The magic happens at specific temperatures, with different sugars caramelising at different temperatures – sucrose and glucose caramelise at around 160°C, whilst fructose caramelises at 110°C. Root vegetables, squash, and tubers particularly benefit from this process, with their natural sugars concentrating and transforming into something altogether more complex and satisfying than their raw forms.
The process differs from cooking in a vessel over heat, because cooking involves a lot of moisture, especially in dishes like dals, rasam and chana masala. For some dishes, vegetables need to be boiled in water – they retain their colour to an extent, and their flavours barely change. But subject those same ingredients to the dry heat of roasting, and they transform.
As per studies, when outdoor temperatures drop, body temperature drops, and feeling cold triggers a self-preservation mode that sends the body a message to heat up quickly. This increases the appetite for high-calorie, high-carbohydrate foods like stews, soups, and roasted dishes that make people feel all warm and cosy.
Reduced sunlight exposure during the winter months also adds to it. Serotonin levels, which help regulate mood, appetite, and sleep, decrease with limited sunlight exposure. This, in turn, can lead to increased hunger and decreased satiety. The body craves not just calories but comfort, and few preparations deliver both as effectively as roasts.

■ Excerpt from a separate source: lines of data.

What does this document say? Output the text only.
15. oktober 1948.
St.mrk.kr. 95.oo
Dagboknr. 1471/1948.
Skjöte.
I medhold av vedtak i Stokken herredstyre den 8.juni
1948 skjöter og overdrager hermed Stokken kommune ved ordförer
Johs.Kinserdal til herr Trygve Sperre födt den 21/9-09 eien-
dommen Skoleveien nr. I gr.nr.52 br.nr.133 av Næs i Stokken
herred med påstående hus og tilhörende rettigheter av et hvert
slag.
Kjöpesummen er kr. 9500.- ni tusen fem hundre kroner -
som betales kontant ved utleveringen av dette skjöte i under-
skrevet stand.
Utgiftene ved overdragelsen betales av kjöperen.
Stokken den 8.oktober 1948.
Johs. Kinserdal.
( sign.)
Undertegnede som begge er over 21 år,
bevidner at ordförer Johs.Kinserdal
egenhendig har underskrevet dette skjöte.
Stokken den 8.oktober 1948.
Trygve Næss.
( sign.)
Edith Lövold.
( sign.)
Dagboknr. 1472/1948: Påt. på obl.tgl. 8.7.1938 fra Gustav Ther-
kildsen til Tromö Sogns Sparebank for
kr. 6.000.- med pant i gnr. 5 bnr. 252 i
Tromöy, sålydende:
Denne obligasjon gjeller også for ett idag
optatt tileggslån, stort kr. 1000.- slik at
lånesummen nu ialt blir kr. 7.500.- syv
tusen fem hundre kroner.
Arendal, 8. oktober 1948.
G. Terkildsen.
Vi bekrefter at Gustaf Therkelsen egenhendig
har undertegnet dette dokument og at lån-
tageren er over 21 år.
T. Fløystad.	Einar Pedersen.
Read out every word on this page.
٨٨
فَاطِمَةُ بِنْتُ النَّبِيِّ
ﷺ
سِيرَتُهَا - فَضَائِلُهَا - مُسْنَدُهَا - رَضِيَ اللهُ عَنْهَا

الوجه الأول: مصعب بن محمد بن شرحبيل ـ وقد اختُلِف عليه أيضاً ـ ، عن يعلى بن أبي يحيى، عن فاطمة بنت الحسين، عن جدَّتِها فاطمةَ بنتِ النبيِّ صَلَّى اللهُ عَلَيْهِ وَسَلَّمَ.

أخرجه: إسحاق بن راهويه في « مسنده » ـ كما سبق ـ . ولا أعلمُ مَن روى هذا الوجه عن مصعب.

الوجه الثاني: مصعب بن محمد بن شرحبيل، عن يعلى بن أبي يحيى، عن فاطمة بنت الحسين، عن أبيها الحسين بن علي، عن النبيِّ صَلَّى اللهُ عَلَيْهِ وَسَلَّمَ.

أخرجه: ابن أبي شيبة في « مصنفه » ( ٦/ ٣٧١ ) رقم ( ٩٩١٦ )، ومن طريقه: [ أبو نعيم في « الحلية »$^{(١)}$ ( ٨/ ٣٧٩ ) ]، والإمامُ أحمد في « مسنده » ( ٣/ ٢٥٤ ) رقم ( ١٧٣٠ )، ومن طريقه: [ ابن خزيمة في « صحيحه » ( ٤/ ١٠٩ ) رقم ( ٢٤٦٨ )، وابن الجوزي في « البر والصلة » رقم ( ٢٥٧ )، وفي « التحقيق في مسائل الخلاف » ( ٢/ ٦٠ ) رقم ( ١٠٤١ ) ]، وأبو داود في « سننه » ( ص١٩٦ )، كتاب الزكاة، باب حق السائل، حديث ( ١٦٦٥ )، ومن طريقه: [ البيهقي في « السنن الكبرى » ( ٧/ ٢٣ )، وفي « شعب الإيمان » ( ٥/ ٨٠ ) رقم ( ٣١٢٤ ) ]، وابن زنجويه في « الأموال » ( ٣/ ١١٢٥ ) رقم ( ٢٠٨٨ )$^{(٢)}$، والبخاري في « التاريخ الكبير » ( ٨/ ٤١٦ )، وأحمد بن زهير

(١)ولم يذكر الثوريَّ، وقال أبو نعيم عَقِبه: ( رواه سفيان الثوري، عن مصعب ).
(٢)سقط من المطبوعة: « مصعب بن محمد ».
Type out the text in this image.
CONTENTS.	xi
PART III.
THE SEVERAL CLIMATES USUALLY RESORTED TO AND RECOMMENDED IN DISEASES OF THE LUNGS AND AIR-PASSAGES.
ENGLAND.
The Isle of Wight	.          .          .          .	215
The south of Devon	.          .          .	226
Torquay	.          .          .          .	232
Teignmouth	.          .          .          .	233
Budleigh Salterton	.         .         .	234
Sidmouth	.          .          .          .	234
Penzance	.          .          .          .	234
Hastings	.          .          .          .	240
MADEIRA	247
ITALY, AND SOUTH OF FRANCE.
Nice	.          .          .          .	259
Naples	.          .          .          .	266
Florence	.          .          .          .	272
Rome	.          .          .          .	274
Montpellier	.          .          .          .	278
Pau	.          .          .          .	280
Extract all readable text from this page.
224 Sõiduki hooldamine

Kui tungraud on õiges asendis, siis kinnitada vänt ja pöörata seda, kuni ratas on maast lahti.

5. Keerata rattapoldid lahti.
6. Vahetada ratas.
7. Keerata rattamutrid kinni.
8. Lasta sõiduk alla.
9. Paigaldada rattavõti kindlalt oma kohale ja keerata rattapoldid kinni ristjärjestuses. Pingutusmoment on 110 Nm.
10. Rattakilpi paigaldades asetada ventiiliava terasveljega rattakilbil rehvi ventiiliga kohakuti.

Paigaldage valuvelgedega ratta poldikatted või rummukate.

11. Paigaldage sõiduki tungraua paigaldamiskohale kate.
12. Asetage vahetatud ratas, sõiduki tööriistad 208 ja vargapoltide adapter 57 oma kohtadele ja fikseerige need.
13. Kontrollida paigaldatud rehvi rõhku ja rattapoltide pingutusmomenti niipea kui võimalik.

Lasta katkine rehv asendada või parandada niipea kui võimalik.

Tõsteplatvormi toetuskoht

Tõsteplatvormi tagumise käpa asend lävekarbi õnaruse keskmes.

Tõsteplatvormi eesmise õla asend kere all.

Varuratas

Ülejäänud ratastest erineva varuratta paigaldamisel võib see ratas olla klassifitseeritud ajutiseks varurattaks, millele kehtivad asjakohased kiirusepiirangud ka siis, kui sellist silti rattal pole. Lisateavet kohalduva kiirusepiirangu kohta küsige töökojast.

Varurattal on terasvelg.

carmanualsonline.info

Beyond biology, winter roasting has something to do with basic human psychological needs as well. The act of cooking itself becomes a form of comfort (call it a primal instinct) – the oven warming the kitchen, the raw ingredients turning into something deliciously fragrant, builds anticipation during the whole process. Roasted foods often connect to cherished memories and traditions. Like making puffed rice, roasting corn over hot coals and even peanuts in their pod.
Winter vegetables like carrots, cauliflowers, beetroot, sweet potatoes, brussels sprouts, and greens like broccoli all reach their peak during colder months. These vegetables possess naturally higher sugar content than their summer counterparts, making them ideal candidates for roasting. The tender insides and roasted outside become part of the experience. Returning from cold streets to a warm kitchen filled with the aroma of roasting vegetables feels like a reward in itself as well.
Understanding why roasted food tastes better in winter allows for more intentional cooking. High heat remains essential – 220°C to 230°C to create the conditions necessary for proper caramelisation. Vegetables should be cut uniformly to ensure even cooking, dried thoroughly to prevent steaming, and given enough space on the baking sheet to properly brown.
The vegetables themselves dictate timing as well – dense roots and tubers need longer exposure to heat than softer vegetables like broccoli or peppers. Layering cooking times – starting harder vegetables first, then adding quicker-cooking ones, ensures everything finishes simultaneously. Seasoning is needed, and simplicity often works best with an adequate amount of good olive oil, salt, and perhaps some fresh herbs to add more flavour to the vegetables.
Why roasting feels so heavenly in winter than in summer isn't about tricks or shortcuts. It's about understanding how a multitude of factors align to make certain foods particularly satisfying at certain times. Roasted dishes in winter taste better because everything, from microscopic taste receptors to inherited evolutionary drivers, conspires to make them so.